REPUBLIKA.CO.ID, JAKARTA— Romawi dan Persia merupakan dua imperium yang mengalami pasang surut, kadang berjaya dan kadang pula kalah.
Di antara dua imperium itu, umat Islam pada masa awal ternyata lebih bergembira jika Romawi yang memenangkan peperangan mengalahkan Persia.
Kegembiraan Muslim jika Romawi menang diabadikan surah Ar-Rum ayat 4:
وَيَوْمَئِذٍ يَفْرَحُ الْمُؤْمِنُونَ ".... Dan di hari kemenangan bangsa Romawi itu bergembiralah orang-orang yang beriman."
Kegembiraan atas kaum Muslimin jadi timbul pertanyaan mengapa kaum Muslimin memihak Romawi Timur, bukankah Romawi Timur itu juga beragama Nasrani?
Bagaimana bisa Rasulullah SAW dan para sahabat berpihak kepada selain Islam dan merasa bahagia ketika Romawi Timur yang non-Muslim itu menang atas Persia.
Wisnu Tanggap Prabowo dalam bukunya "Benarkah Kaisar Heraklius Masuk Islam" menjelaskan, mengapa kaum Muslimin senang jika Heralius menang.
Ceritanya bagini, ketika perang besar dan berkepanjangan antara Romawi Timur dengan Persia pada 603-628 Masehi Ini menimbulkan 'proxy war' di Makkah.
Musyrikin Makkah berafiliasi pada Persia karena kesamaan Ideologi dan teologi di antara mereka. Meski Majusi berbeda dengan paganisme maka tetapi kesamaan di antara mereka lebih kuat.

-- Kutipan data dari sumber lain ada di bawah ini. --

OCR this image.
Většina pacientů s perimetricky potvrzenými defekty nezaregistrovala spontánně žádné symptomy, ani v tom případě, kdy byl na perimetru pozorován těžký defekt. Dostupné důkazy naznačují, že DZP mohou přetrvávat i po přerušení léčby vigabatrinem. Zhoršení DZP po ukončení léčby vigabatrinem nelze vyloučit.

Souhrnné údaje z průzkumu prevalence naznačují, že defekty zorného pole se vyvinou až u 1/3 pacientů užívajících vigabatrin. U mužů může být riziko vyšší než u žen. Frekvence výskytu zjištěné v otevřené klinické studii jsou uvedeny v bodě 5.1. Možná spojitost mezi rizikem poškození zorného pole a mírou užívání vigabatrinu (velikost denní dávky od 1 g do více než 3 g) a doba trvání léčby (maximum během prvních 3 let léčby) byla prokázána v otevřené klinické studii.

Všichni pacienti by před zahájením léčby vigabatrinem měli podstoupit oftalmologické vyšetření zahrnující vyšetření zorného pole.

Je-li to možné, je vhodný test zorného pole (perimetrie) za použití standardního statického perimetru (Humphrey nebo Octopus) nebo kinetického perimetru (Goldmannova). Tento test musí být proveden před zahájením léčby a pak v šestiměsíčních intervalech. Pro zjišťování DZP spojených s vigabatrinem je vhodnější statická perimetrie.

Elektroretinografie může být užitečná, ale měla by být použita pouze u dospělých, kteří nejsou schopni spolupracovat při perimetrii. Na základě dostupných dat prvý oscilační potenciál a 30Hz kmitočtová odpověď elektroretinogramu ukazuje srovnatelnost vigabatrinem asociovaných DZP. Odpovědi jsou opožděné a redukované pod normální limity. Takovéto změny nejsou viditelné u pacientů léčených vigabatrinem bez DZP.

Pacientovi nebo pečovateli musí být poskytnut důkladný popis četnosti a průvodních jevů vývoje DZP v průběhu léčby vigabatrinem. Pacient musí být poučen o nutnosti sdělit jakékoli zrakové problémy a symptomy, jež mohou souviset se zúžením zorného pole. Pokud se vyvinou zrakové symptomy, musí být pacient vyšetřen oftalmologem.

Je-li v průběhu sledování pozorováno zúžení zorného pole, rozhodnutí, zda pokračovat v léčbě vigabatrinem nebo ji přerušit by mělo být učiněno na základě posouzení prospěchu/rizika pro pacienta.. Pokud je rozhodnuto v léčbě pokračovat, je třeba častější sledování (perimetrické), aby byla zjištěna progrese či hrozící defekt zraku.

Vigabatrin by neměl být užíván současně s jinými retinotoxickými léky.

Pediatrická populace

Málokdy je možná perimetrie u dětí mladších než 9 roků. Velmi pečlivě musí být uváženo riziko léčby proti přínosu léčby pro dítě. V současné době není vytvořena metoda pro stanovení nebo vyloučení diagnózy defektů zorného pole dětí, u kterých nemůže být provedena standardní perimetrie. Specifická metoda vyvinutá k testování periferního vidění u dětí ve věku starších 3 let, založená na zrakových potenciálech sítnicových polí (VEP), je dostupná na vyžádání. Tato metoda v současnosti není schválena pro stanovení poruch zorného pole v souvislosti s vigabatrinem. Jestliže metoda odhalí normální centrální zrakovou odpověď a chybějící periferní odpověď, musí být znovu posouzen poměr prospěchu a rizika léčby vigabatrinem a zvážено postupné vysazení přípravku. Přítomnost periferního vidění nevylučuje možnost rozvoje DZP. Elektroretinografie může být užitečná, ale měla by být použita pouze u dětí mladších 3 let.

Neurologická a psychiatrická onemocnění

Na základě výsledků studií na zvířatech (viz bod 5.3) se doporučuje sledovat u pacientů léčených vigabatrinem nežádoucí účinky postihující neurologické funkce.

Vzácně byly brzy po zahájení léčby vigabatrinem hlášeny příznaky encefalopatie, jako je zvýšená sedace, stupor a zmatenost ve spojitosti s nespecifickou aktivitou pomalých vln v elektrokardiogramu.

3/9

Yakni sama-sama paganistik dan berseberangan dengan monoteisme 'millah' Ibrahim.
Adapun kaum Muslimin pada saat itu agamanya lebih dekat dengan agama Nasrani karena keduanya berasal dari rumpun yang sama, yakni agama Ibrahim yang lurus.
Alquran dan Injil juga kitab yang memiliki keterkaitan antara satu dan lainnya, misalnya mengenai kerasulan Muhammad SAW beserta ciri, dan waktu kedatangannya terdapat dalam Injil juga Taurat.
Sebelum kerasulan Muhammad, Nasrani adalah agama yang lurus dan sunnah yang berlaku adalah sunnah nabi Isa AS, hingga datangnya Islam. "Maka, sudah naluri kaum Muslimin jatuh keberpihakannya kepada imperium ahli kitab, yakni Romawi Timur," katanya.
Wisnu menjelaskan, bersinggungan dengan kaidah fiqih, keberpihakan kaum Muslimin merupakan sesuatu yang dimaklumi dan dipahami, yakni berpihak kepada keburukan yang lebih ringan dari keburukan yang ada.
Ahli kitab jelas lebih ringan kerusakannya ketimbang agama majusi yang jelas-jelas musyrik.
Kebahagiaan kaum Muslimin juga didasari atas menangnya keburukan yang lebih ringan atas keburukan yang lebih parah. Namun demikian, keberpihakan ini bukan berarti Rasulullah dan para sahabat ridha dengan penyelewengan akidah ahli kitab dan apa yang telah mereka ubah dan sembunyikan dari isi kitab mereka.
Rasulullah dan para sahabatnya tetap mendakwahkan dan menyuruh manusia pada Islam satu-satunya agama yang benar dan diterima di sisi Allah. Di waktu yang sama Rasulullah SAW dan para sahabatnya tidak menafikan dengan mutlak adanya kesamaan umum antara Islam dengan Nasrani karena keduanya memang dari Allah SWT.
"Perhatikanlah bagaimana Rasulullah dan para sahabat menempatkan diri, sebuah positioning yang adil, agung, dan proporsional. Tidaklah ini dipahami, kecuali oleh orang yang memiliki pandangan mendalam saat memahami sejarah," katanya.
Kejumudan, kedangkalan, dan keluguan dalam memahami sejarah yang membuat sebagian kaum muslimin pada hari ini berloyalitas (wala) kepada ahli kitab secara total tanpa menimbang faktor-faktor yang mengelilinginya.
Ibnu Taimiyah pernah berkata, "Orang yang cerdas bukanlah orang yang tahu mana yang baik dan yang buruk akan tetapi, orang yang cerdas adalah orang yang tahu mana yang terbaik dari dua kebaikan dan mana yang lebih buruk dari kedua keburukan."